• bu sene festivalde gosterilen tom tykwer'in keyifli filmi. run lola run kadar vurucu olmasa da, bastan sona sıkılmadan izlenebilecek bir film.
  • en başta bir tom tykwer filmi olması,franka potantenin oynaması ve benzer kaza sahnesi run lola runı akla getirebiliyor ama filmin genede run lola rundan çok ayrı duran bir yapısı var.filmin iyi çekilmesinden değilde senaryosundan dolayı keyfiyatı tartışılır bir yapısıda yok değil...
  • akil hastanesindeki hemsire sissi birgun bir trafik kazasi gecirir. esas oglan tarafindan hayati kurtarilir. ve sonra onu bulmasi gerektigini, hayatinin erkegi oldugunu dusunerek izini arastirmaya baslar. ama kolay olmayacaktir.. aklimda kalan birsey var ki o da sissi'nin surekli sirtustu yere dusmesi ve ole kalakalmasi
  • sissi'nin boğazına açılan delik yüzünden salonda öğürtülerin duyulmasına neden olan film
  • tom tykwer'ın müzikli yönetiminde, ön sırada gözleri ağlayan bir bodo'yla içi ağlayan bir sissi duruyor. arkalara bakınca daha bi sürü kendine özgü karakter var bu filmde amma hepsini birer kelimeye sığdırmak boyumu aşar. sinema sanatına mantık zincirini kır da gel diye seslenenlere uğrayacak bi filmdir der krieger und die kaiserin.

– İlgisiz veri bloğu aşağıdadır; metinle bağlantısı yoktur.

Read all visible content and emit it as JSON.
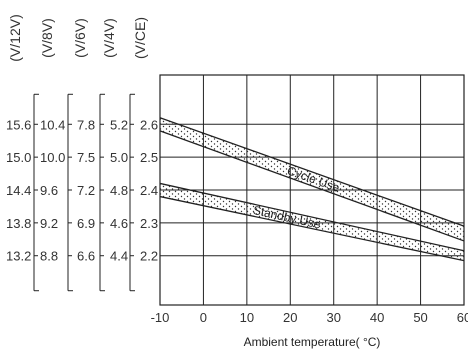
{
  "chart_data": {
    "type": "line",
    "xlabel": "Ambient temperature( °C)",
    "x_ticks": [
      "-10",
      "0",
      "10",
      "20",
      "30",
      "40",
      "50",
      "60"
    ],
    "xlim": [
      -10,
      60
    ],
    "ylim": [
      2.05,
      2.75
    ],
    "y_axes": [
      {
        "unit": "(V/12V)",
        "ticks": [
          "15.6",
          "15.0",
          "14.4",
          "13.8",
          "13.2"
        ]
      },
      {
        "unit": "(V/8V)",
        "ticks": [
          "10.4",
          "10.0",
          "9.6",
          "9.2",
          "8.8"
        ]
      },
      {
        "unit": "(V/6V)",
        "ticks": [
          "7.8",
          "7.5",
          "7.2",
          "6.9",
          "6.6"
        ]
      },
      {
        "unit": "(V/4V)",
        "ticks": [
          "5.2",
          "5.0",
          "4.8",
          "4.6",
          "4.4"
        ]
      },
      {
        "unit": "(V/CE)",
        "ticks": [
          "2.6",
          "2.5",
          "2.4",
          "2.3",
          "2.2"
        ]
      }
    ],
    "y_values": [
      2.6,
      2.5,
      2.4,
      2.3,
      2.2
    ],
    "series": [
      {
        "name": "Cycle Use",
        "x": [
          -10,
          60
        ],
        "upper": [
          2.62,
          2.29
        ],
        "lower": [
          2.58,
          2.245
        ]
      },
      {
        "name": "Standby Use",
        "x": [
          -10,
          60
        ],
        "upper": [
          2.42,
          2.215
        ],
        "lower": [
          2.38,
          2.185
        ]
      }
    ],
    "grid": true
  }
}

    lola'nın koşmayan hali daha sarışınmış ayrıca.
  • sissi’nin yanına sığınan bodo, bir yandan hafızamı kaybettim hükümsüzdür derken, bir yandan ağlamaya başlar (sen ağlama ben ağlarım ikimizin yerine demek istiyorum kendisine) ve doktor sorar “neden ağlıyorsun”, o da “aslında ağlamıyorum bu kalıtsal bir hastalık bizim ailede gözümüzden yaş geliyor sebepsiz” diyor, ah be bodo gözyaşlarından sen suçlusun, güzel gözlerinden de sen suçlusun, lakin nefis hikayeden, sizi biraraya getirmeyen kahpe kaderden, sissi’yi süründürmenden, çamurlarda aşk-i ilanından tykwer suçlu.. biz de izledik, suça ortak olduk, orası ayrı bir konu, bir başka bahara..
  • (bkz: four days)
  • tom tykwer, the princess and the warrior’da(2000) run lola run’da birlikte çalışıp, durmaksızın koşturduğu franka potente ’yi bu kez daha sakin bir hikayenin odağına yerleştirir. filmde potente melankolik, utangaç, dingin, sanki yüzyıllardır o koridorlarda ve o odalarda aynı hastalarla yaşıyormuş izlenimi veren psikiyatri hemşiresi sissi schmittir. sisi’nin adı, başrolünü romy schneider’ın oynadığı, sissi - schicksalsjahre einer kaiserin (1957)-the warrior and the emperess’den gelir. film, okyanusu gören bu uzak odadan sisi adına yazılan bir mektubun uzun süren, zorlu seyrüseferiyle açılır. belki de tykwer, iletişim kurmanın, birinin diğerini anlamasının aslında ne denli zor olduğunun sinyalini verir daha ilk planlarda. hisler, temas ve düşler üzerine olağanüstü bir epik olan film, ruhu anlatmakta tykwer'in yetkinliğini kanıtlar.